One of the really important values that we learnt whilst at our school was to work hard to get places in life. We worked hard for our A levels so we could get into our first choice universities, and we worked hard at university to get the jobs we wanted. At no point along the way have we ever considered that we’d be at a disadvantage in the workplace because we couldn’t interact with our male peers. This is the controversial view of the head teacher at Brighton College, Richard Cairns, saying that the environment of a single-sex school was a “deeply unrealistic world”.
Any girl from a single-sex school can repeat the various rumours that are thrown around about them: ‘they’re definitely lesbians’, ‘they must be so socially awkward around boys’ or my personal favourite ‘they must fancy all the male teachers then’.
Yes, there are some girls that are socially awkward around boys – but they may be equally socially awkward around girls. That kind of anxiety and nervousness comes from a lack of confidence and self-esteem. I don’t doubt that sometimes, the environment that an all-girls school provides may only encourage these feelings and so it can be difficult to flourish in this situation and so, of course, bullying can be a problem – but it’s a problem in any school is it not?
The benefits of the single-sex schools always seem to be conveniently forgotten. Being educated without the opposite sex present allows for better concentration and much less distraction from studies. The grades at mine and most other single-sex schools speak for themselves.
Cairns claims that because we have been single-sex educated, we have no idea how to interact with the opposite sex in a working environment. With fathers, brothers, teachers and friends surrounding us, as well as the socials with the local boys school, I find it hard to believe that the girls from my school cannot hold a conversation with a male.

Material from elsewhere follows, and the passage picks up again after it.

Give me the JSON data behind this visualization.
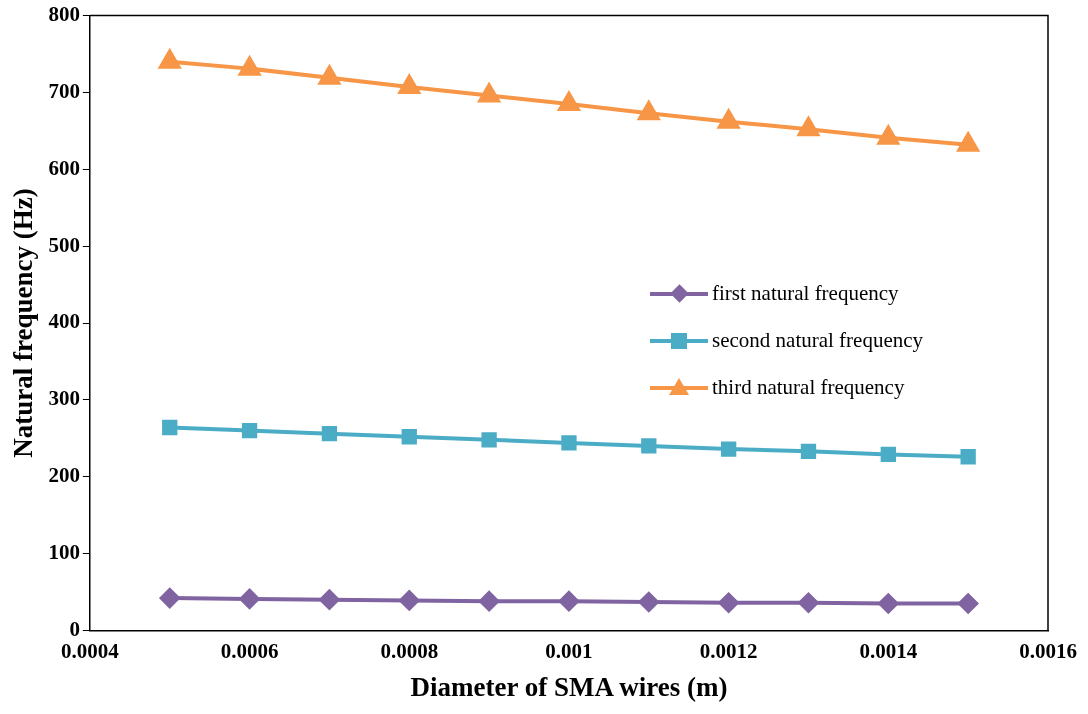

There are some things where he’s not wrong – yes we have come out of school with good grades (quite probably better than his school has turned out) and we’ve gone to university but, shocking I know, we didn’t and don’t giggle every time a boy walks past or talks to us. Not to mention that having worked in a real working environment, I don’t find it any easier to talk to my female colleagues than male, and I certainly don’t think that I, or any other of my single-sex school comrades, ‘cannot meaning-fully converse and communicate with male colleagues’.
So what about boys? Why is it that girls will be at a disadvantage?
This opinion is just so old-fashioned– that because of our gender we will not have the same opportunities as boys in the same situation?
I wouldn’t change the education I have had and I sincerely hope that any future employers of mine won’t look at my school background and think ‘an all-girls school? No she won’t be able to interact with her male colleagues’. Hopefully, instead, they will look at the grades I achieved and my experience of real life.